MEMO-Stab2: Multi-View Sequence-Based Deep Learning Framework for Predicting Mutation-Induced Stability Changes in Transmembrane Proteins.

Accurately predicting the impact of point mutations on protein thermodynamic stability is essential for understanding structure-function relationships and guiding protein design. This challenge is particularly acute for transmembrane proteins (TMPs), which play vital roles in cellular signaling and drug targeting but remain underrepresented in structural databases. Existing predictors often rely on three-dimensional structures or multiple sequence alignments, limiting their applicability to TMPs due to poor structural coverage and alignment quality.

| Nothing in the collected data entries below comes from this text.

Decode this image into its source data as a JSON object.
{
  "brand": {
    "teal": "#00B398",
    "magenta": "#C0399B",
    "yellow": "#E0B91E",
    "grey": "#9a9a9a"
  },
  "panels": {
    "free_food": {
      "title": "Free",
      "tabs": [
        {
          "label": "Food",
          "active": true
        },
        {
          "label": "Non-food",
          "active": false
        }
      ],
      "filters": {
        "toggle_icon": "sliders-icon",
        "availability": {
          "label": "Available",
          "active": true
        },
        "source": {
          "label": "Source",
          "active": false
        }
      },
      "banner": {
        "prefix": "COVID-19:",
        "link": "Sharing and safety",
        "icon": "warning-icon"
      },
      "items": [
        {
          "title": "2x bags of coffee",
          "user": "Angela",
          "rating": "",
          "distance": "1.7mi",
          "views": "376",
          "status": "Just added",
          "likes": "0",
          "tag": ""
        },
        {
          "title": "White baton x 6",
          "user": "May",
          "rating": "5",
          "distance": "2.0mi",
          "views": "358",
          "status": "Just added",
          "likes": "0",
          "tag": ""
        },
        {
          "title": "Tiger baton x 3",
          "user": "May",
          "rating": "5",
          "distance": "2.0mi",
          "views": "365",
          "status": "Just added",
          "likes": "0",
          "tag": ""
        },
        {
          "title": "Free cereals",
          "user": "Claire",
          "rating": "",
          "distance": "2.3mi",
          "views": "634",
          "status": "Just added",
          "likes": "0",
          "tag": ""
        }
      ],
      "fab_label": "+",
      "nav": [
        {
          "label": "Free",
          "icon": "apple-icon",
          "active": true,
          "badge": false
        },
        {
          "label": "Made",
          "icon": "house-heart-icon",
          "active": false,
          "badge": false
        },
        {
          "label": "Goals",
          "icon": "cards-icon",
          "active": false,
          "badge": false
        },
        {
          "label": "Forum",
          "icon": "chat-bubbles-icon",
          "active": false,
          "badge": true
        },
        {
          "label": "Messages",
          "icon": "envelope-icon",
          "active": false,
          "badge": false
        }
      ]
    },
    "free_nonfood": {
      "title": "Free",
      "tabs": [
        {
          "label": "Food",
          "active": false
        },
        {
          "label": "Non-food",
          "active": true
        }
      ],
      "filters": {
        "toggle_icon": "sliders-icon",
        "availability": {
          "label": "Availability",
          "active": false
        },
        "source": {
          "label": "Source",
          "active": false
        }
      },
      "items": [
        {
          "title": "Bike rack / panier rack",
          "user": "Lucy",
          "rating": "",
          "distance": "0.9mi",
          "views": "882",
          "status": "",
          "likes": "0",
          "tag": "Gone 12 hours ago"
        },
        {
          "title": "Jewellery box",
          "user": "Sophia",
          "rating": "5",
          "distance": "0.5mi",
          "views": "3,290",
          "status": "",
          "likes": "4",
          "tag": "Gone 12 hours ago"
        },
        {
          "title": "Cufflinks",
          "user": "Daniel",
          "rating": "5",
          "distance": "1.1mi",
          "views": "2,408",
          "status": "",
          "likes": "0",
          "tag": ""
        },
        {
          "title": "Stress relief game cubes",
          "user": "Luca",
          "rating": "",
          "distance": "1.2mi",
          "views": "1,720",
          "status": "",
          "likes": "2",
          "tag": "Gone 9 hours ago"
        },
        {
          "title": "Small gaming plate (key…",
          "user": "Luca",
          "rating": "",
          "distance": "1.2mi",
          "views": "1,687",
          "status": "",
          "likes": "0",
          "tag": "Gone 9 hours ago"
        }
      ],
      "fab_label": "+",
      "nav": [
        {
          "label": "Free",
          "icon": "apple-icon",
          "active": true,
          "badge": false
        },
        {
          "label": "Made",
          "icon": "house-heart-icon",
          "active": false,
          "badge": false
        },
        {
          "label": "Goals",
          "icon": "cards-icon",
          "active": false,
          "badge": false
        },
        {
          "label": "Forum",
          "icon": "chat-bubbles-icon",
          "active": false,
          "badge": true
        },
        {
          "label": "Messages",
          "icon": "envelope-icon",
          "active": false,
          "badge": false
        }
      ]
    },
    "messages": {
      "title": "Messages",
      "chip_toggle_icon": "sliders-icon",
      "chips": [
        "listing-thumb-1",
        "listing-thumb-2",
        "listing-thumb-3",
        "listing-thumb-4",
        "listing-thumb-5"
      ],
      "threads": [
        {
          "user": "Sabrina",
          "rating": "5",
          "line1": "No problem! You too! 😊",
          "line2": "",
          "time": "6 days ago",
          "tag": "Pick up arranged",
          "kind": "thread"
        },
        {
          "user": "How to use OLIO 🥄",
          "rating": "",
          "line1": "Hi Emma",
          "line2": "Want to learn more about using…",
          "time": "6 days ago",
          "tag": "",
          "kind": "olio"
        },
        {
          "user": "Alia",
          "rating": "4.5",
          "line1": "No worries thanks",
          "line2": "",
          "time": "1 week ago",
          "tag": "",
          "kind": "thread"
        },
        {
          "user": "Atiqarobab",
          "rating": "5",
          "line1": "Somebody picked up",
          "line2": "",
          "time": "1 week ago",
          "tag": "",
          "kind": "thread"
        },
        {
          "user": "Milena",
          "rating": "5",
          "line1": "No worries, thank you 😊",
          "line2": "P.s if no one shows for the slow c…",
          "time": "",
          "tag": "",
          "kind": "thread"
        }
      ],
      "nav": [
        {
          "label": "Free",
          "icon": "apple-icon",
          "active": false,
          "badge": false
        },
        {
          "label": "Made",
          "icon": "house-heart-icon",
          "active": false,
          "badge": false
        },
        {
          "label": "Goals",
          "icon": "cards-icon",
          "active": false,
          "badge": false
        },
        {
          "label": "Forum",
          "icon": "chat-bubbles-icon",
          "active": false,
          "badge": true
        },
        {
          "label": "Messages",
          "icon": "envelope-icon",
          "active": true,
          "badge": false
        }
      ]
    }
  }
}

Here, we present MEMO-Stab2, a fast and structure-independent deep learning framework for predicting mutation-induced stability changes in TMPs. MEMO-Stab2 reformulates the task as a binary classification problem, distinguishing destabilizing from neutral mutations based on a ΔΔG threshold of 0.4 kcal/mol. The model integrates multiview features within a Transformer-based architecture, utilizing embeddings from multiple pretrained protein language models (PLMs) and PLM-based structural predictions. By leveraging PLMs, it operates without requiring experimental 3D structures or explicit multiple sequence alignments, implicitly capturing both evolutionary and structural contexts from the amino acid sequence alone. Across internal and external transmembrane mutation data sets, MEMO-Stab2 consistently outperforms existing tools, including specialized predictors and a state-of-the-art general model even after it was fine-tuned on the same domain-specific data, achieving an F1 score of 0.92 on an internal benchmark. Further analyses confirm the model's robustness and specificity. It demonstrates strong generalization across diverse protein families with low sequence identity and shows superior performance in challenging biophysical contexts such as the transmembrane core and interfacial regions. Its validated computational efficiency enables large-scale mutation screening in minutes, offering a practical, robust, and powerful tool for transmembrane protein variant evaluation and engineering.